CHICAGO, Aug. 31 — Imam W. Deen Mohammed, the black Muslim spiritual leader who over three decades transformed how American blacks practice the religion, resigned today as head of the American Society of Muslims.
Mohammed said he will continue to represent and guide black Muslims and direct his ministry, the Mosque Cares, but would no longer lead the society, the main organization representing his movement.
“I’m getting ready . . . to do more, to be more productive and to contribute to the good life of the believers,” Mohammed said at the start of his keynote speech at the society’s annual convention.
Mohammed, who will turn 70 in October, on Saturday privately informed his movement’s imams, or prayer leaders, that he would step down.
His national representative, Imam Earl Abdulmalik Mohammed, announced the decision before today’s speech.

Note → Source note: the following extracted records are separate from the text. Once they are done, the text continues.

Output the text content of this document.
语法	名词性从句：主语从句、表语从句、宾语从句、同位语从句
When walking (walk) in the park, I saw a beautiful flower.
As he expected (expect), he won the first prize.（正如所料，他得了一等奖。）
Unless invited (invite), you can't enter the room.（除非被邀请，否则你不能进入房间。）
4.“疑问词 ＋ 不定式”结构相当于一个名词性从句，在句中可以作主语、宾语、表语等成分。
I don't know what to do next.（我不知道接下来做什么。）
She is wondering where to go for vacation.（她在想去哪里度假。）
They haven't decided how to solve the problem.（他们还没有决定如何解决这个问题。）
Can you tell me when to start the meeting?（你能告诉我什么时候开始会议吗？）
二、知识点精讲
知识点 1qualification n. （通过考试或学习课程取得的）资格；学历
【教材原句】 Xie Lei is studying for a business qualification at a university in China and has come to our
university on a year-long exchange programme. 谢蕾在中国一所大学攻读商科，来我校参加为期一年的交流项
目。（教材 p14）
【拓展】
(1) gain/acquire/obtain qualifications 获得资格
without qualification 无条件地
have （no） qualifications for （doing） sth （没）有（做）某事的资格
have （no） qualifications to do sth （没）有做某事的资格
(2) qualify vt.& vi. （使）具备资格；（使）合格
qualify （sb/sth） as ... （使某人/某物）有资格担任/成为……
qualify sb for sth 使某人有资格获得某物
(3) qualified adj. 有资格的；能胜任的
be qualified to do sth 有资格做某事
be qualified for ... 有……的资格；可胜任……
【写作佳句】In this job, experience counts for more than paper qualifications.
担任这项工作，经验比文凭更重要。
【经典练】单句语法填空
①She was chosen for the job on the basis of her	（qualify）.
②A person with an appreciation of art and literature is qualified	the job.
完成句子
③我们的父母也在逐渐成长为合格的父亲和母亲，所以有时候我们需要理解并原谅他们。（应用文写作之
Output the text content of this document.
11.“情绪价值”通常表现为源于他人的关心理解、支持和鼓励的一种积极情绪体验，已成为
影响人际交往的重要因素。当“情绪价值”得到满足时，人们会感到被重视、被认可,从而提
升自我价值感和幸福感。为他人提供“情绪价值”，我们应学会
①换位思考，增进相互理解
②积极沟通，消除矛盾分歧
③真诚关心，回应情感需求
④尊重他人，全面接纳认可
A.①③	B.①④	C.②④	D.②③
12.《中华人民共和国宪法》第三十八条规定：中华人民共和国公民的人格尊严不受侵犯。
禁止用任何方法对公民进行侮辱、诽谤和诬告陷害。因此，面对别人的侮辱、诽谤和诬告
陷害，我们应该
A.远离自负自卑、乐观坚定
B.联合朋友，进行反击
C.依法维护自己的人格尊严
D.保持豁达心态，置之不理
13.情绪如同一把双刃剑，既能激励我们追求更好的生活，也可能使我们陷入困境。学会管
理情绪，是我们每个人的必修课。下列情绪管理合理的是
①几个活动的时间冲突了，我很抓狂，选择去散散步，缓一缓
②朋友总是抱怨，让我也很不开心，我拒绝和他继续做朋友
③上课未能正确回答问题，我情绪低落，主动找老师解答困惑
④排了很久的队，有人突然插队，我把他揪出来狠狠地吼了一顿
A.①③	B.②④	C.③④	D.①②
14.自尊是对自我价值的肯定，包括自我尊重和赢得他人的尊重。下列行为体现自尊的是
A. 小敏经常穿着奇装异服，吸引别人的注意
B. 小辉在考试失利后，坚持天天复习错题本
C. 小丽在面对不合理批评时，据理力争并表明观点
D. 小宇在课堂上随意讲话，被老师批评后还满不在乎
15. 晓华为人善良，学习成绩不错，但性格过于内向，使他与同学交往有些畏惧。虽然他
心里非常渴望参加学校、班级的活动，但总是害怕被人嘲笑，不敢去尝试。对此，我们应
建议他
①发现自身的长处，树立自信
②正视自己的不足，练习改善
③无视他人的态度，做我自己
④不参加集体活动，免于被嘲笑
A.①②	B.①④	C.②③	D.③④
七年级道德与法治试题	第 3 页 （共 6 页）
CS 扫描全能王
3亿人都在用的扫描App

Some audience members gasped, then applauded and cheered.
“I don’t know about you, but when I told the imams about my resignation yesterday, a big burden went off my back,” W. Deen Mohammed joked to the crowd. He would not comment further on his resignation.
W. Deen Mohammed is the son of Elijah Muhammad, who led the Nation of Islam.
The Nation had taught that its founder, Wallace D. Fard, had divine status and that Elijah Muhammad was a prophet — which is heretical in mainstream Islam and alienated the movement from Muslims worldwide.
When W. Deen Mohammed took over the Nation of Islam in the 1970s, he gradually moved his thousands of followers toward orthodox Islam. He founded the group that became the American Society of Muslims, and Louis Farrakhan took leadership of the old Nation of Islam.
The two publicly mended fences years later, although their movements remain separate.
Imam David Shaheed said no successor has been named and no timetable set for an appointment. He said the imams of the movement would meet to decide whether to name one successor or to restructure the society.
But Abdulmalik Mohammed insisted that although W. Deen Mohammed is cutting back on his role with the society, he will remain the movement’s spiritual leader.
“No force of nature, no spirit, no influence, no person, no group can ever separate me from Imam W. Deen Mohammed,” Abdulmalik Mohammed said.